After the prices of honey touch a sweet low, pulses may soon follow suit. Food and Consumer Affairs Minister said that the wholesale prices of pulses are falling and consumers may also have shell out a little lesser in the coming days.
Unlike the case of honey, where the major cause was an increase in domestic output, pulse prices will experience the slump as a result of the government stepping into to start procuring pulses from farmers in cases where the prices are being quoted below the minimum support price. This change will first be seen in moong prices.
Image: DNA India
“Due to the government’s efforts, pulses’ prices are correcting. Some pulses, like moong, are selling below the minimum support price. You will soon see a price correction in retail markets,” Paswan revealed on Thursday, speaking on the sidelines of industry lobby FICCI’s sixth annual convention on retail, FMCG and e-commerce.
Paswan also said that a lot of farmers have started approaching him in order to be pulled out of the distress situation. “The government will buy pulses from farmers. We boosted farmers’ morale by increasing MSP. I want to assure farmers that we are there for them,” he said.
Image: Financial Express
According to the government’s numbers, currently tur dal is being sold at Rs 170 a kg, urad at Rs 175 a kg, moong at Rs 130 a kg, gram at Rs 120 a kg and masoor dal at Rs 115 a kg in retail markets.

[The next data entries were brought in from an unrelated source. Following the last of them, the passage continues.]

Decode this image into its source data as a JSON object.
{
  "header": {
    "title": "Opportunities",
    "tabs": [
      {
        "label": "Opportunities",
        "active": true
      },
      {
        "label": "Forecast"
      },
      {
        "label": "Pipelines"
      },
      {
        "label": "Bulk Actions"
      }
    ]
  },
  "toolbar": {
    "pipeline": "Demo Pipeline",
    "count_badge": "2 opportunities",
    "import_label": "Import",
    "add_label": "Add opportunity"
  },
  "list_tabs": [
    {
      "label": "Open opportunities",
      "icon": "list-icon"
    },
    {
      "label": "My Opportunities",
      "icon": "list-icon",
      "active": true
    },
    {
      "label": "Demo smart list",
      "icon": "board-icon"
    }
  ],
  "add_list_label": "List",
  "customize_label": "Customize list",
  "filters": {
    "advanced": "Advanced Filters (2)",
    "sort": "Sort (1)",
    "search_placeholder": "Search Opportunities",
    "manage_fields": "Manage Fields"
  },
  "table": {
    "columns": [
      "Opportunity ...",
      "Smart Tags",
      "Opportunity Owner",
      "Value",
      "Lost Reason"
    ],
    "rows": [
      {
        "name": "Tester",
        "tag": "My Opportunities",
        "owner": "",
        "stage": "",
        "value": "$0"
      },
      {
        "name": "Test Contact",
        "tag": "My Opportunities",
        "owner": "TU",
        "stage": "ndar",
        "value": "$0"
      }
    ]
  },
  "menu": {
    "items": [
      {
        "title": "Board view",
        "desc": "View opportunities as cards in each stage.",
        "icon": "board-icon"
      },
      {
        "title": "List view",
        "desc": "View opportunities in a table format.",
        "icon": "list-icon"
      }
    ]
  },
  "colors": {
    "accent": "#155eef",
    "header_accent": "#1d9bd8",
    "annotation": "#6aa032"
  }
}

Earlier this week, an interministerial committee led by consumer affairs secretary Hem Pandey has directed government organizations NAFED and Food Corporation of India to present a state-wise road map based on the procurement of new pulse crops. For starters, the two agencies will begin with procuring moong in Karnataka immediately at the Minimum Support Price (MSP) and bonus as the new crop has started to arrive. The agencies have been told to ensure direct payment to the farmers post procurement of crops.
The government has also tacked pulse production at an impressive 20 million tonnes in the crop year 2016-17. This number is way higher than last year’s 16.47 million tonnes.
Image: Wherry & Sons
Meanwhile, the third week of September will see a meeting to discuss the ban on sugar trading. This move will come directly after a study being done by market regulator Sebi and the finance ministry is completed. In the case of wheat though, the country has enough stocks and therefore no decision has been taken on scrapping import duty.